Asset Covered Securities (Amendment) Act 2007

Provisions applicable where a credit institution is more than one kind of designated credit institution.

56.— Section 90 of the Principal Act is repealed and substituted by the following:

“Provisions applicable where a credit institution is more than one kind of designated credit institution.

90.— (1) If a credit institution that is or was formerly both a designated mortgage credit institution and a different kind of designated credit institution permitted under this Act has—

(a) issued mortgage covered securities, or

(b) entered into a cover assets hedge contract comprised in its register of mortgage credit covered securities business,

the rights of the holder of those securities, or of each other party to the contract, are secured only on the cover assets that comprise the relevant cover assets pool.

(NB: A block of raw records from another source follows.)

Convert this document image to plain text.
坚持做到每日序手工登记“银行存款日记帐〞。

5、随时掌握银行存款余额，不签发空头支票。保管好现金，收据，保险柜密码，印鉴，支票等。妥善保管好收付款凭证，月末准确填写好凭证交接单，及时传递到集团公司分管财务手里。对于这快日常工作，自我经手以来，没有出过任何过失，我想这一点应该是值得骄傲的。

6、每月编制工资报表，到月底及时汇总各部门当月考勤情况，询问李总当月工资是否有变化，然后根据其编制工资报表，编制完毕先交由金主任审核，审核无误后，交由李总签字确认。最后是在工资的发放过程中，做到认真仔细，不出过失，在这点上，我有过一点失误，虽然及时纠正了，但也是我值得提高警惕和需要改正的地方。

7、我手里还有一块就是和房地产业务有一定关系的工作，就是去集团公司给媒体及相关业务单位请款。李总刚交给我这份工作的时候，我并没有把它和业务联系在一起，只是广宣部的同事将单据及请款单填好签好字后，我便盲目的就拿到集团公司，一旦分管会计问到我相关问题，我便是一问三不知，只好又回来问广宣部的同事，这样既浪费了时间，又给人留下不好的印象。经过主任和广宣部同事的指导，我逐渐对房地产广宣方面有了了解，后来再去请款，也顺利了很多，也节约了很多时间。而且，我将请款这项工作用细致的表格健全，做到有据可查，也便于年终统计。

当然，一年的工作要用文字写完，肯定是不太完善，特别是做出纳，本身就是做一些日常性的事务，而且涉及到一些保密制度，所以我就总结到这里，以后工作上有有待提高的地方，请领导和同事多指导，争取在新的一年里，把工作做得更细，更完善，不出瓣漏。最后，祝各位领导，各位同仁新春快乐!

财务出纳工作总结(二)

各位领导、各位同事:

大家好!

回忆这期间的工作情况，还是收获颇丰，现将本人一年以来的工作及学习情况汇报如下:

(2) If a credit institution that is or was formerly both a designated public credit institution and a different kind of designated credit institution permitted under this Act has—

(a) issued public credit covered securities, or

(b) entered into a cover assets hedge contract comprised in its register of public credit covered securities business,

the rights of the holders of those securities, or of each other party to the contract, are secured only on the cover assets comprised in the relevant cover assets pool.

(3) If a credit institution that is or was formerly both a designated commercial mortgage credit institution and a different kind of designated credit institution permitted by this Act has—

(a) issued commercial mortgage covered securities, or

(b) entered into a cover assets hedge contract comprised in its register of commercial mortgage credit covered securities business,

the rights of the holders of those securities, or of each other party to the contract, are secured only on the cover assets comprised in the relevant cover assets pool.”.